Lawyers for the family of Andrew Brown Jr., a Black man shot by sheriff’s deputies in North Carolina last week, said body cam video showed Brown had been “executed” and accused officials of showing them only a small portion of the video evidence.
Lawyers for the family said the 42-year-old Brown had his hands on the steering wheel of his car and was complying with police orders when he was gunned down, leaving a trail of shell casings in the driveway of his home in Elizabeth City.
“They were shooting and saying ‘Let me see your hands!’ at the same time,” Chantel Cherry-Lassiter, one of a team of lawyers for the family, told a news briefing on Monday.
“Let’s be clear: this was an execution,” Cherry-Lassiter said.
Another lawyer for Brown’s family, Harry Daniels, told reporters earlier Monday that Brown was shot in the “back of the head,” The Associated Press reported.
State of emergency
The shooting has rattled Elizabeth City, a riverfront community of about 18,000 residents, half of whom are African Americans.
The city, the county seat of Pasquotank County, had declared a state of emergency before the video was released.
Sheriff Tommy Wooten and Chief Deputy Daniel Fogg, in a video posted on social media last week, said the shooting occurred as deputies were trying to serve an arrest warrant and search warrant on Brown stemming from a felony drug charge.
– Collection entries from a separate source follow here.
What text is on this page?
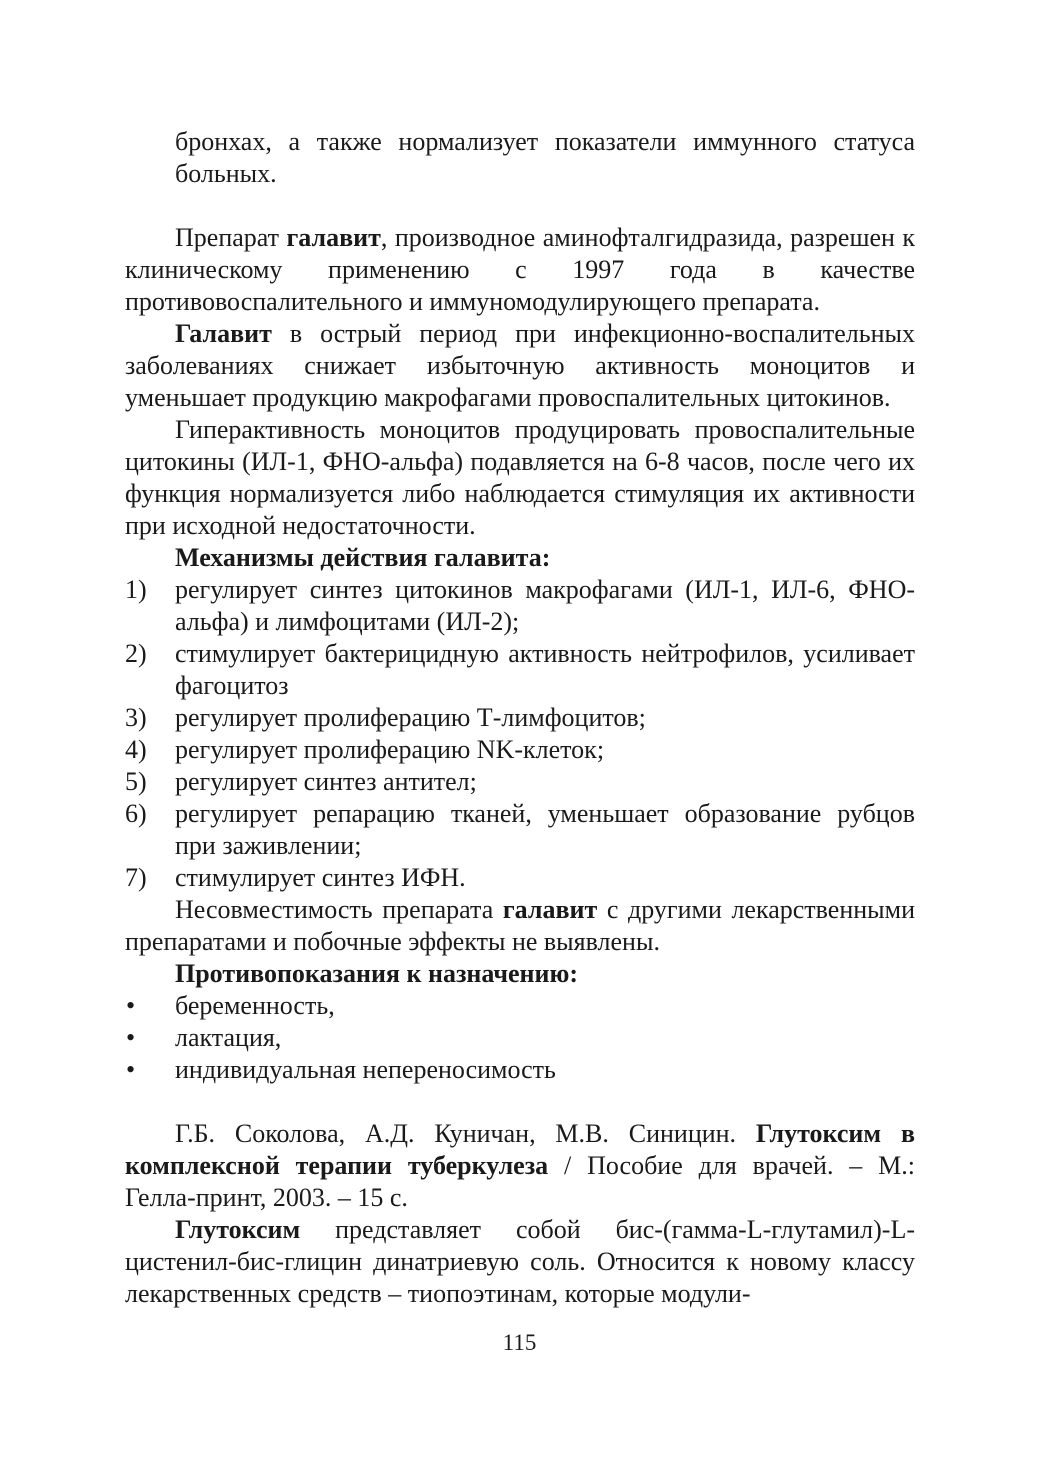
бронхах, а также нормализует показатели иммунного статуса больных.

Препарат галавит, производное аминофталгидразида, разрешен к клиническому применению с 1997 года в качестве противовоспалительного и иммуномодулирующего препарата.

Галавит в острый период при инфекционно-воспалительных заболеваниях снижает избыточную активность моноцитов и уменьшает продукцию макрофагами провоспалительных цитокинов.

Гиперактивность моноцитов продуцировать провоспалительные цитокины (ИЛ-1, ФНО-альфа) подавляется на 6-8 часов, после чего их функция нормализуется либо наблюдается стимуляция их активности при исходной недостаточности.

Механизмы действия галавита:

1) регулирует синтез цитокинов макрофагами (ИЛ-1, ИЛ-6, ФНО-альфа) и лимфоцитами (ИЛ-2);
2) стимулирует бактерицидную активность нейтрофилов, усиливает фагоцитоз
3) регулирует пролиферацию Т-лимфоцитов;
4) регулирует пролиферацию NK-клеток;
5) регулирует синтез антител;
6) регулирует репарацию тканей, уменьшает образование рубцов при заживлении;
7) стимулирует синтез ИФН.

Несовместимость препарата галавит с другими лекарственными препаратами и побочные эффекты не выявлены.

Противопоказания к назначению:

• беременность,
• лактация,
• индивидуальная непереносимость

Г.Б. Соколова, А.Д. Куничан, М.В. Синицин. Глутоксим в комплексной терапии туберкулеза / Пособие для врачей. – М.: Гелла-принт, 2003. – 15 с.

Глутоксим представляет собой бис-(гамма-L-глутамил)-L-цистенил-бис-глицин динатриевую соль. Относится к новому классу лекарственных средств – тиопоэтинам, которые модули-

115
Ben Crump, a lawyer for the family, said there was evidence from at least nine cameras, including police body cam and dash cam videos, but that the victim’s lawyers were shown only a 20-second portion from a single body cam video after Pasquotank County Attorney Michael Cox decided against showing more.
“We do not feel we got transparency. We only saw a snippet of the video,” Crump said. “They were going to show the whole video, then decided at the last minute they were going to redact it.”
Wooten and Cox did not respond to requests for comment.
Cox had issued a statement earlier on Monday to explain why it was taking so long to release video evidence. Cox said state law allowed officials to blur faces if needed to protect an active internal investigation, and the process took time.
Wooten said last week that the investigation of the shooting has been turned over to the State Bureau of Investigation, and he said it has the body camera video.
The shooting last Wednesday, a day after former Minneapolis police officer Derek Chauvin was convicted of murdering George Floyd after a highly publicized trial, has so far led to small, peaceful protests in Elizabeth City.
Wooten’s office said on Friday that seven sheriff’s deputies were placed on administrative leave after the shooting, and that three additional deputies had resigned, though the resignations were not related to the shooting.